Interrogée sur l’idée de décréter des interdictions, la ministre a semblé écarter cette possibilité : « On n’est pas au cœur de chaque foyer. En revanche, prévenir, informer pour aider, c’est beaucoup plus efficace », a-t-elle dit. Emmanuel Macron n’avait pas exclu mi-janvier qu’il y ait « des interdictions » et des « restrictions » dans l’usage des écrans par les enfants, après avoir réuni une première fois le groupe d’experts.

Selon une enquête Ifop pour la Fondation pour l’Enfance réalisée en novembre, 71% des parents des enfants de moins de six ans ont constaté des effets négatifs sur le comportement de leur progéniture avec l’exposition aux écrans. Environ 96% des parents estiment que l’usage des écrans affecte le développement des enfants.

Léa, 13 ans, en 5ème, n’est elle pas seule face aux écrans. « J’ai entendu par mes parents, par les infos que ça pouvait être pas bon pour la mémoire, les yeux, qu’on pouvait avoir mal à la tête, être fatigué », indique-t-elle à l’AFP. Collégienne au Vésinet, elle détient un portable depuis la rentrée 2023. Elle s’est rapidement imposée des restrictions pour ne pas s’enfermer dans une « bulle déconnectée de la réalité » : « pas de Snapchat, j’ai laissé tomber Insta ». Et TikTok ? « Pas intéressant, pas intelligent », tranche Léa.

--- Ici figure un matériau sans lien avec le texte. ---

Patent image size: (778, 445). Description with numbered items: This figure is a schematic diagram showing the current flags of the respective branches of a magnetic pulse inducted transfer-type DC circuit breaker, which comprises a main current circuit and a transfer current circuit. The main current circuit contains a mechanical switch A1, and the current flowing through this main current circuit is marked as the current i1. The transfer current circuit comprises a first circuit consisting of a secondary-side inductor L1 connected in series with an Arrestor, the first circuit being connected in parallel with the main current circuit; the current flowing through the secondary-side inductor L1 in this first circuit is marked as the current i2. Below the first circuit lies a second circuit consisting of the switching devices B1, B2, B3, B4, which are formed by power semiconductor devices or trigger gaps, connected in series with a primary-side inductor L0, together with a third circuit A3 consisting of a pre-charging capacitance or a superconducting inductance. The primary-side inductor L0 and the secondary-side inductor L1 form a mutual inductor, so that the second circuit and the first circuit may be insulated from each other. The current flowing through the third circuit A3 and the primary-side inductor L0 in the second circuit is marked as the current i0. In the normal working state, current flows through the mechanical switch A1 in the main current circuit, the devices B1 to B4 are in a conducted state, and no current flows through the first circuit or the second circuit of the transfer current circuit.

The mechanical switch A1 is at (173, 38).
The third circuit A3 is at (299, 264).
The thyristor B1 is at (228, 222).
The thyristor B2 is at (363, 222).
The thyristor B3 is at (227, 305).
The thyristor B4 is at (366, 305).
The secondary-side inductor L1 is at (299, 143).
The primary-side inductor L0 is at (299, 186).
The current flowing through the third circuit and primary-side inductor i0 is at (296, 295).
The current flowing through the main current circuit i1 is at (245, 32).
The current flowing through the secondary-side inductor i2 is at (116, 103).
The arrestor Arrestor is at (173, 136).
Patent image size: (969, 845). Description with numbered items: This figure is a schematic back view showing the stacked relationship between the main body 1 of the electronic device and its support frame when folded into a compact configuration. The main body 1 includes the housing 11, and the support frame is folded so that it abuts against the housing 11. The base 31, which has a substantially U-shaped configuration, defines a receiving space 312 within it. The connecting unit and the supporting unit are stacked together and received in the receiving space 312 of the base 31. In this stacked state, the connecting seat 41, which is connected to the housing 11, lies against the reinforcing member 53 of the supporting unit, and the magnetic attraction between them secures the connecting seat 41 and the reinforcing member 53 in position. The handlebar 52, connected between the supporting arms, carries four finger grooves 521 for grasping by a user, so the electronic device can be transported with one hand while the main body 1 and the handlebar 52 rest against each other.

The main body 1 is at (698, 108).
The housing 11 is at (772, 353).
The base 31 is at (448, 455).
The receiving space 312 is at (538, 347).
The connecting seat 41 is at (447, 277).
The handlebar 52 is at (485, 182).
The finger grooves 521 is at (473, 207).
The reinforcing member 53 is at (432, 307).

Si elle ressent parfois un « tout petit manque » en l’absence des écrans, elle ne manque pas d’activités pour compenser : jeux de société, lectures ou encore créations d’origami.

40% des parents dépassés

Quelque 40% des parents se disent dépassés par l’usage des outils numériques en famille, quand 48% en ont une utilisation stricte et contrôlée, selon l’enquête publiée jeudi auprès de 600 parents d’enfants de moins de six ans et 300 sages-femmes et puéricultrices.

Du côté des professionnels de la petite enfance, 72% estiment que les parents ne sont pas suffisamment informés des étapes du développement cognitif et émotionnel du jeune enfant et 68% des impacts du numérique sur celui-ci.

Les professionnels jugent que les recommandations des autorités de santé sur l’usage des écrans par les tout petits sont claires (91%) et facilement applicables (75%), un sentiment partagé par une majorité de parents (71%).

Une étude aux méthodes similaires de « méta-analyse », parue en novembre dans la revue Nature Human Behaviour, apporte également des conclusions mesurées. Elle pointe, par exemple, des résultats « mitigés » en matière d’éducation : l’utilisation d’écrans est généralement associée à des capacités de lecture plus faibles, mais ces capacités sont au contraire plus élevés que la moyenne lorsque les écrans sont utilisés avec les parents. Dans le domaine de la santé, l’étude relève « plusieurs faibles impacts négatifs ».